Bild: „Ja, das ist misogyn“: Feiernde im Londoner Stadtteil Brixton.
taz: 74 Jahre später feiern die Briten den Tod ihrer langjährigen
Premierministerin mit „Ding-Dong! The Witch Is Dead“. Was ist da los?
Jon Savage: Als ich von ihrem Tod hörte, habe ich tatsächlich überlegt, ob
ich das Lied nicht meinen Freunden schicken sollte. Das zeigt, wie diese
Frau polarisiert hat, entweder man liebte sie, oder man hasste sie.
Woher kommt dieser persönliche Hass, der Furor?
Sie hat das Land gespalten, man wünscht ja niemandem den Tod, aber sie war
so eine undurchsichtige Domina, eine viktorianische Figur. Wenn du in den
Achtzigern so warst wie wir, dann warst du der innere Feind. Ich bin
politisch nicht einverstanden mit Cameron, aber ich verabscheue ihn nicht,
Thatcher schon.
Ronald Reagan nannte Thatcher „Englands besten Mann“. Wäre einem Mann für
die selbe Politik ebenso viel Hass entgegengeschlagen?
Weil sie eine Frau war, musste sie das Machotum der Männer überbieten –
„She had to outmacho the men.“ Ich glaube nicht, dass der Hass misogyne
Motive hat, sie wurde gehasst, als die Frau, die sie nun mal war, als
Schuldirektorin, als rechthaberische Matrone. Und dieses Gerede von
Feminismus, sie ist doch keine Feministin, sie hat nichts getan für Frauen.
Aber hat das nicht misogyne Züge, wenn jetzt der Tod der witch gefeiert
wird – oder der bitch?
Ich sage sowas nicht. Ja, das ist misogyn. Aber wenn du es vergleichst, mit
dem was Thatcher angerichtet hat, dann ist es eine Petitesse. Ich würde das
ernster nehmen, wenn sie wirklich Feministin gewesen wäre. Eigentlich denke
ich bei Mrs.Thatcher gar nicht an eine Frau, weil sie sich in einen Macho
verwandeln musste, um zu tun, was sie getan hat. Ein Symptom ihrer Zeit,
aber auch ihrer selbst.
Die Premierministerin war gelernte Chemikerin, die deutsche Bundeskanzlerin
war Physikerin. Wird Angela Merkel in England mit Thatcher verglichen?

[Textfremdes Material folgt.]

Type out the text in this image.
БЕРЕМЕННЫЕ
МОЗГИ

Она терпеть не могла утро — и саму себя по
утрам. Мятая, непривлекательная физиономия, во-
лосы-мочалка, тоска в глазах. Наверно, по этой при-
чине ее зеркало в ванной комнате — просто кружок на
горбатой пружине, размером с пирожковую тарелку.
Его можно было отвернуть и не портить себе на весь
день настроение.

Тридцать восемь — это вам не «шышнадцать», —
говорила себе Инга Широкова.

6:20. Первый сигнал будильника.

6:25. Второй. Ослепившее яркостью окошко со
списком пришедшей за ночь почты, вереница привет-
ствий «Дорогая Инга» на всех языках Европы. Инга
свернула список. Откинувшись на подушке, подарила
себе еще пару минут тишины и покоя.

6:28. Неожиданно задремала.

Komischerweise nicht, ich finde den Gedanken interessant, aber die Briten
sind Idioten was Europa angeht.
In den Achtzigern gab es Dutzende von Anti-Thatcher-Songs, was ist Ihr
Favorit?
The Beat, „Stand down Margaret“, aber „Gold“ und „True“ von Spandau…
waren Pro-Thatcher.
Warum?
Du kannst Thatcherist sein, wenn du die vorherrschenden Werte deiner Zeit
repräsentierst, den Konsumismus, das Elitäre.
Heute gelten die Achtziger als Blütezeit des politischen Pop. Die Krise als
Geburtshelfer der Kunst?
In gewisser Weise ja, aber es hatte auch mit der Energie des Punk zu tun.
Ein großer Teil der Musik war Opposition, für mich ist der größte Moment
„The Queen is dead“ von den Smiths, das Album ist nicht explizit politisch
und dreht sich doch um die ganze britische Gesellschaft. „The Queen is
dead“ ist nicht so albern wie die späteren Songs von Morrissey, „Margaret
on the Guillotine“, das ist bescheuert.
Wie sind die Reaktionen auf Morrisseys aktuelle Tiraden?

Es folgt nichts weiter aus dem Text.